IF you were working, then you are most likely legally entitled to a lunch break if your local laws require one. However, there is a huge difference between legally entitled to and what the company culture permits.
For instance, many companies do Lunch and Learn events and try to pretend that it is your lunch break but it is really a training session that should be considered paid work time not an unpaid lunch time. However, in the company culture, they expect you not to consider it as work time. You can take a real lunch break after but be prepared for lots of push back from your colleagues and your boss especially if you your charge your time to specific projects or clients as taking a lunch break and calling training time work will mess up their percentages of productive time.

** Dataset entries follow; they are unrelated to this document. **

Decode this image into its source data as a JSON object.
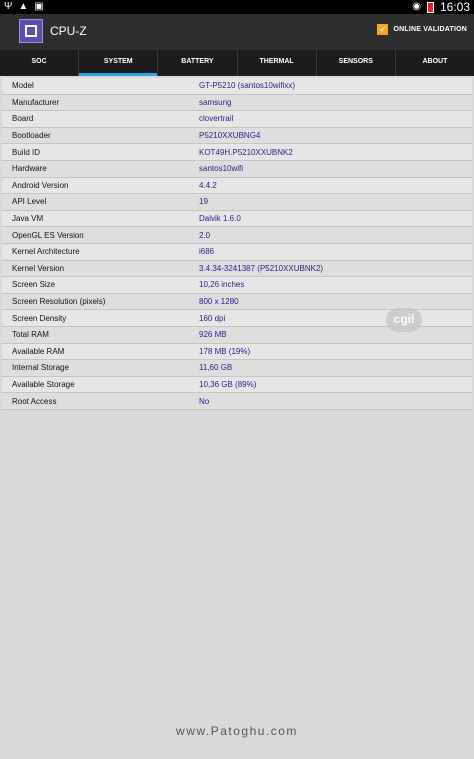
{
  "statusbar": {
    "left_icons": [
      "usb-icon",
      "warning-icon",
      "image-icon"
    ],
    "time": "16:03",
    "battery_color": "#e22222"
  },
  "app": {
    "title": "CPU-Z",
    "validation_label": "ONLINE VALIDATION",
    "accent": "#2ea4e8"
  },
  "tabs": [
    {
      "label": "SOC",
      "active": false
    },
    {
      "label": "SYSTEM",
      "active": true
    },
    {
      "label": "BATTERY",
      "active": false
    },
    {
      "label": "THERMAL",
      "active": false
    },
    {
      "label": "SENSORS",
      "active": false
    },
    {
      "label": "ABOUT",
      "active": false
    }
  ],
  "rows": [
    {
      "label": "Model",
      "value": "GT-P5210 (santos10wifixx)"
    },
    {
      "label": "Manufacturer",
      "value": "samsung"
    },
    {
      "label": "Board",
      "value": "clovertrail"
    },
    {
      "label": "Bootloader",
      "value": "P5210XXUBNG4"
    },
    {
      "label": "Build ID",
      "value": "KOT49H.P5210XXUBNK2"
    },
    {
      "label": "Hardware",
      "value": "santos10wifi"
    },
    {
      "label": "Android Version",
      "value": "4.4.2"
    },
    {
      "label": "API Level",
      "value": "19"
    },
    {
      "label": "Java VM",
      "value": "Dalvik 1.6.0"
    },
    {
      "label": "OpenGL ES Version",
      "value": "2.0"
    },
    {
      "label": "Kernel Architecture",
      "value": "i686"
    },
    {
      "label": "Kernel Version",
      "value": "3.4.34-3241387 (P5210XXUBNK2)"
    },
    {
      "label": "Screen Size",
      "value": "10,26 inches"
    },
    {
      "label": "Screen Resolution (pixels)",
      "value": "800 x 1280"
    },
    {
      "label": "Screen Density",
      "value": "160 dpi"
    },
    {
      "label": "Total RAM",
      "value": "926 MB"
    },
    {
      "label": "Available RAM",
      "value": "178 MB  (19%)"
    },
    {
      "label": "Internal Storage",
      "value": "11,60 GB"
    },
    {
      "label": "Available Storage",
      "value": "10,36 GB (89%)"
    },
    {
      "label": "Root Access",
      "value": "No"
    }
  ],
  "watermark": {
    "badge": "cgil",
    "footer": "www.Patoghu.com"
  }
}
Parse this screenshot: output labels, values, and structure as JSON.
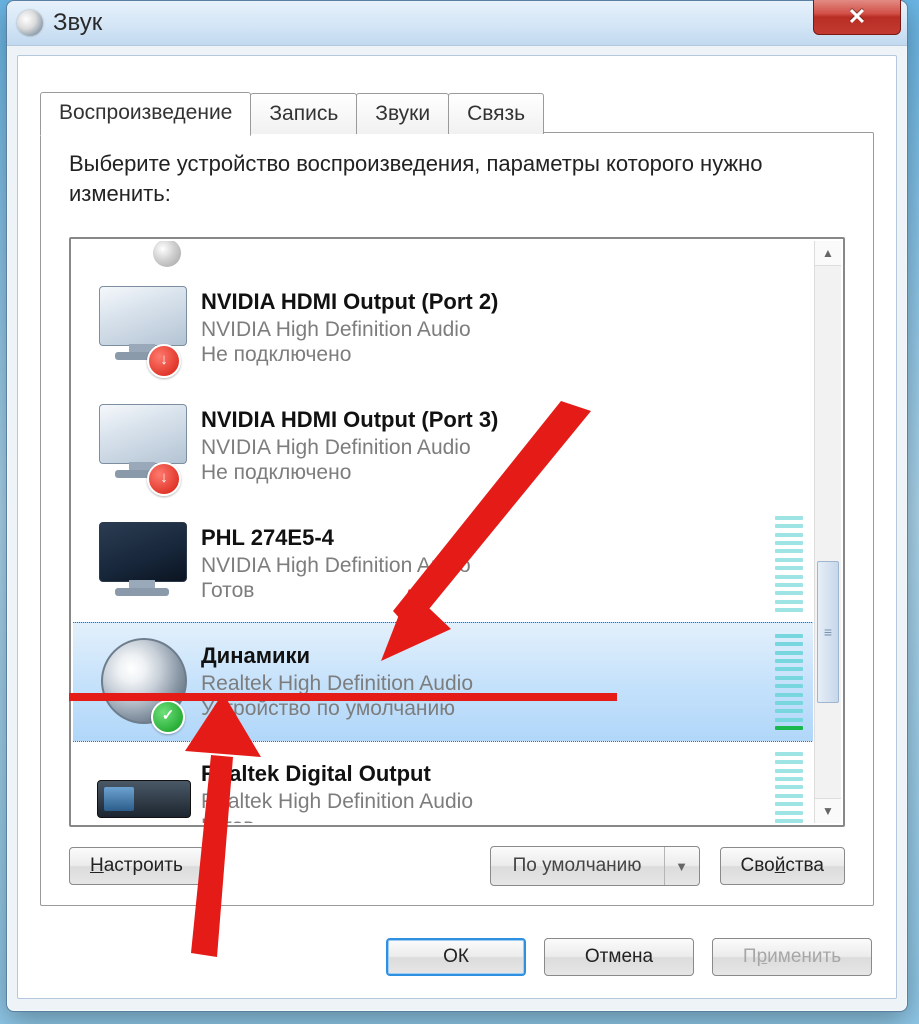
{
  "window": {
    "title": "Звук"
  },
  "tabs": [
    {
      "label": "Воспроизведение",
      "active": true
    },
    {
      "label": "Запись"
    },
    {
      "label": "Звуки"
    },
    {
      "label": "Связь"
    }
  ],
  "instruction": "Выберите устройство воспроизведения, параметры которого нужно изменить:",
  "devices": [
    {
      "name": "NVIDIA HDMI Output (Port 2)",
      "driver": "NVIDIA High Definition Audio",
      "status": "Не подключено",
      "icon": "monitor-off",
      "badge": "red",
      "selected": false,
      "meter": false
    },
    {
      "name": "NVIDIA HDMI Output (Port 3)",
      "driver": "NVIDIA High Definition Audio",
      "status": "Не подключено",
      "icon": "monitor-off",
      "badge": "red",
      "selected": false,
      "meter": false
    },
    {
      "name": "PHL 274E5-4",
      "driver": "NVIDIA High Definition Audio",
      "status": "Готов",
      "icon": "monitor-on",
      "badge": null,
      "selected": false,
      "meter": true,
      "level": 0
    },
    {
      "name": "Динамики",
      "driver": "Realtek High Definition Audio",
      "status": "Устройство по умолчанию",
      "icon": "speaker",
      "badge": "green",
      "selected": true,
      "meter": true,
      "level": 1
    },
    {
      "name": "Realtek Digital Output",
      "driver": "Realtek High Definition Audio",
      "status": "Готов",
      "icon": "receiver",
      "badge": null,
      "selected": false,
      "meter": true,
      "level": 0
    }
  ],
  "buttons": {
    "configure": "Настроить",
    "configure_u": "Н",
    "set_default": "По умолчанию",
    "set_default_u": "ч",
    "properties": "Свойства",
    "properties_u": "й",
    "ok": "ОК",
    "cancel": "Отмена",
    "apply": "Применить",
    "apply_u": "р"
  }
}
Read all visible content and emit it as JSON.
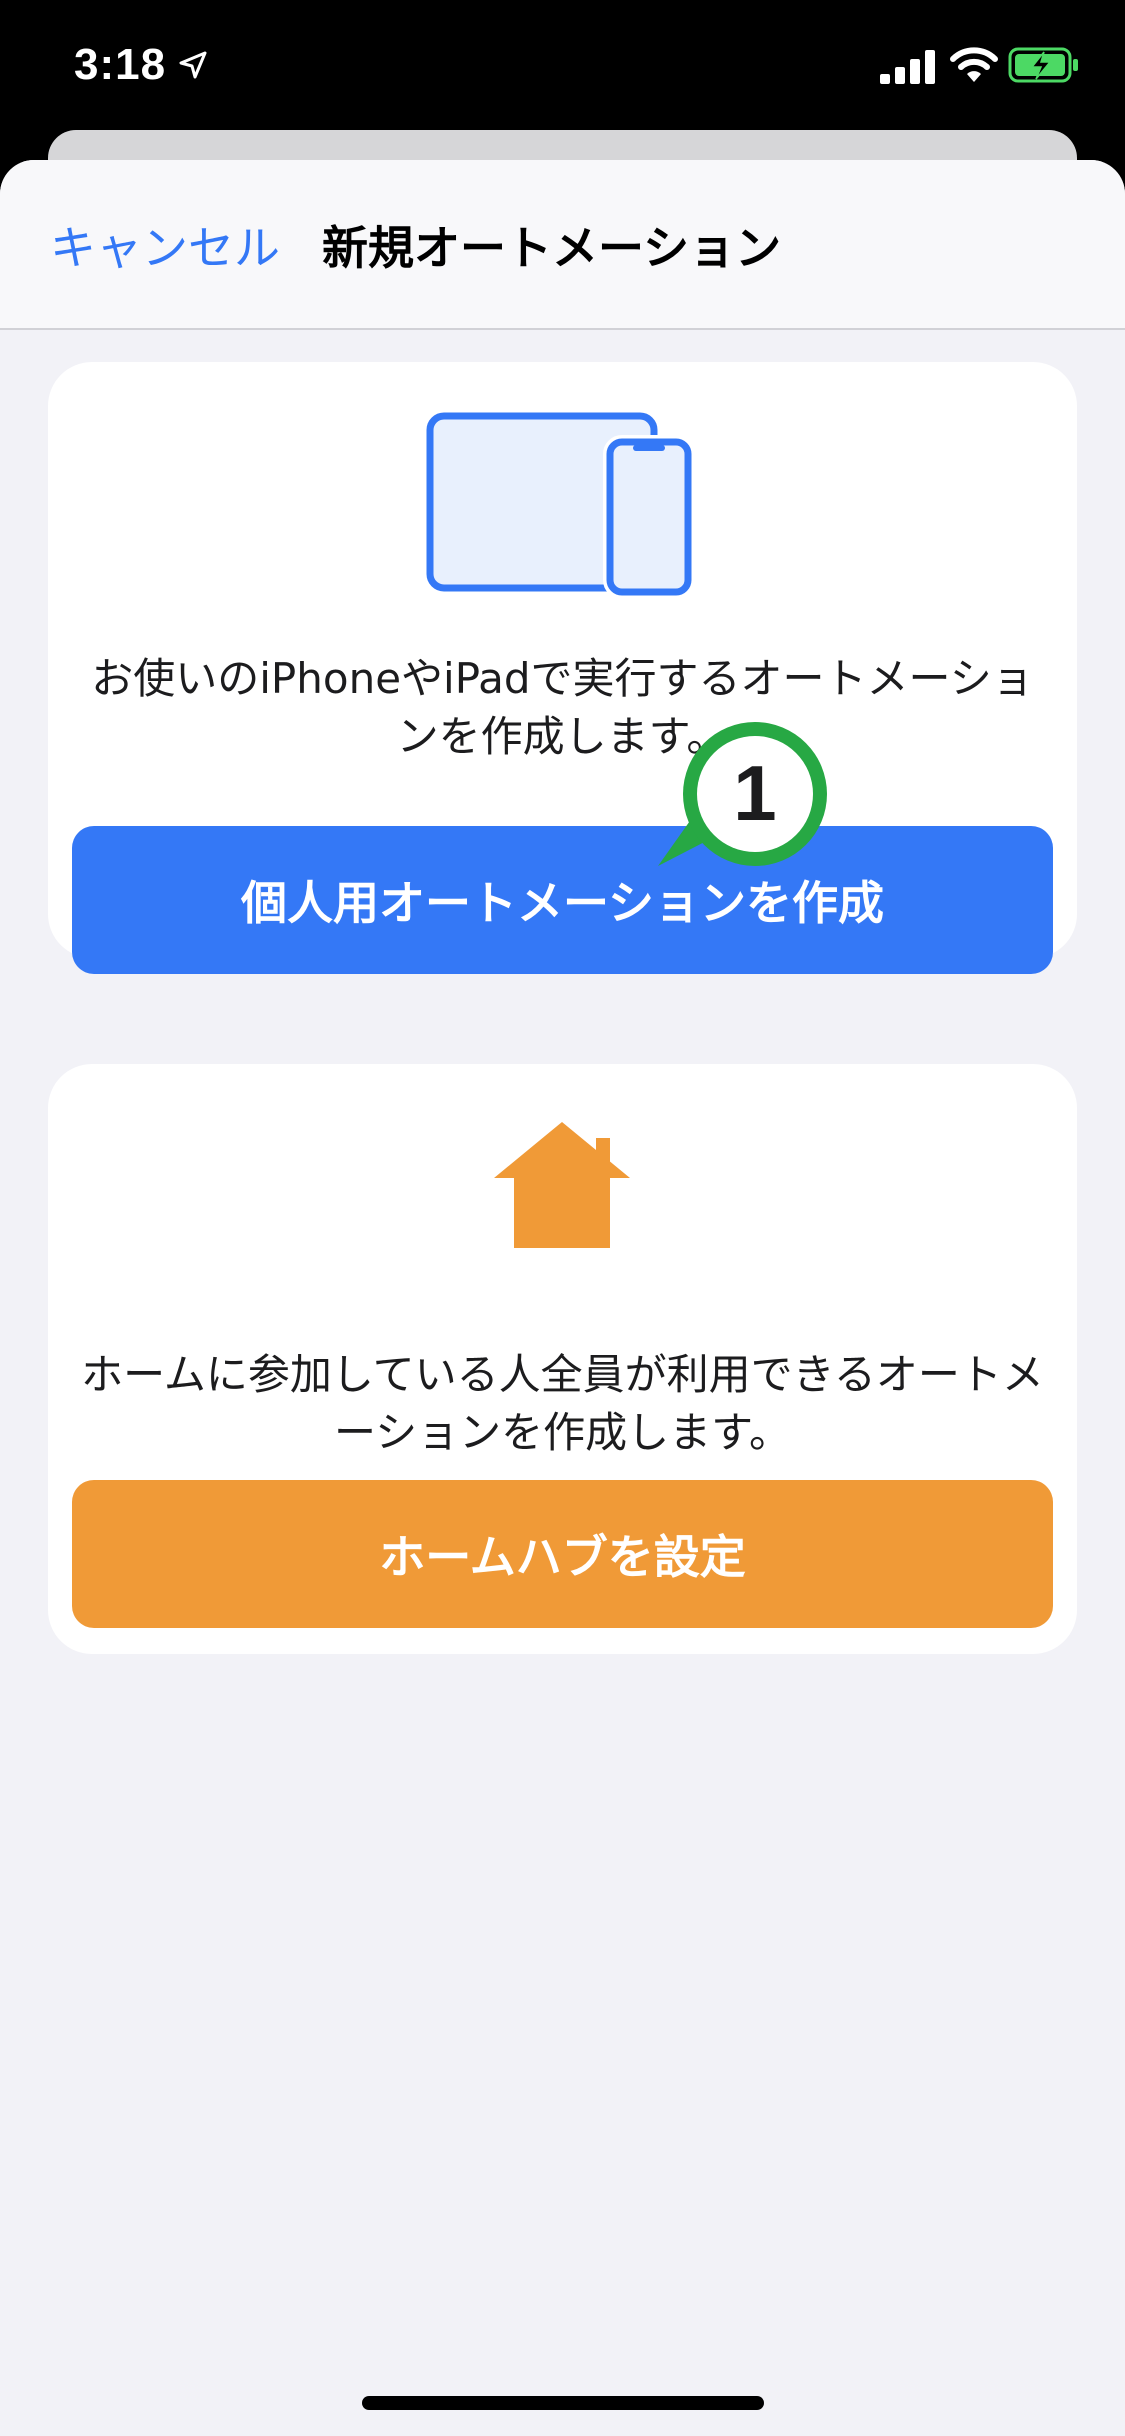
{
  "status_bar": {
    "time": "3:18",
    "icons": [
      "location-arrow-icon",
      "cellular-signal-icon",
      "wifi-icon",
      "battery-charging-icon"
    ],
    "battery_color": "#4cd964"
  },
  "nav": {
    "cancel_label": "キャンセル",
    "title": "新規オートメーション"
  },
  "personal": {
    "icon": "iphone-ipad-icon",
    "description": "お使いのiPhoneやiPadで実行するオートメーションを作成します。",
    "button_label": "個人用オートメーションを作成"
  },
  "home": {
    "icon": "house-icon",
    "description": "ホームに参加している人全員が利用できるオートメーションを作成します。",
    "button_label": "ホームハブを設定"
  },
  "annotation": {
    "number": "1",
    "color": "#27a844"
  },
  "colors": {
    "accent": "#3478f6",
    "home_accent": "#f09a37",
    "background": "#f2f2f7"
  }
}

An actual lunchtime meeting with colleagues from other departments who don't sit by you is easier to get by with taking your real lunch afterwards (or earlier) because no one will notice. Personally I always take a lunch break away from the office and my coworkers are used to that. So no one questions when I do the same after a meeting that happened to be scheduled at lunch. Many of my coworkers work at their desks and eat lunch there or skip lunch entirely. Most of them are the ones who schedule lunchtime meetings.
It helps to block your lunch period off on your calendar and then fewer of those meetings will be scheduled. I usually push back on meetings scheduled at lunch unless I know they are something time-critical or the organizer is having trouble scheduling.
A big deal meeting with a fancy catered lunch and senior management is usually going to be considered as your lunch break in most companies I have worked for. Nor can you usually ask for those types of meetings to be rescheduled. If the CEO wants a company-wide meeting at noon, then that is what is going to happen. Sometimes, it is in your best interest to just accept that. Luckily these tend to happen relatively rarely.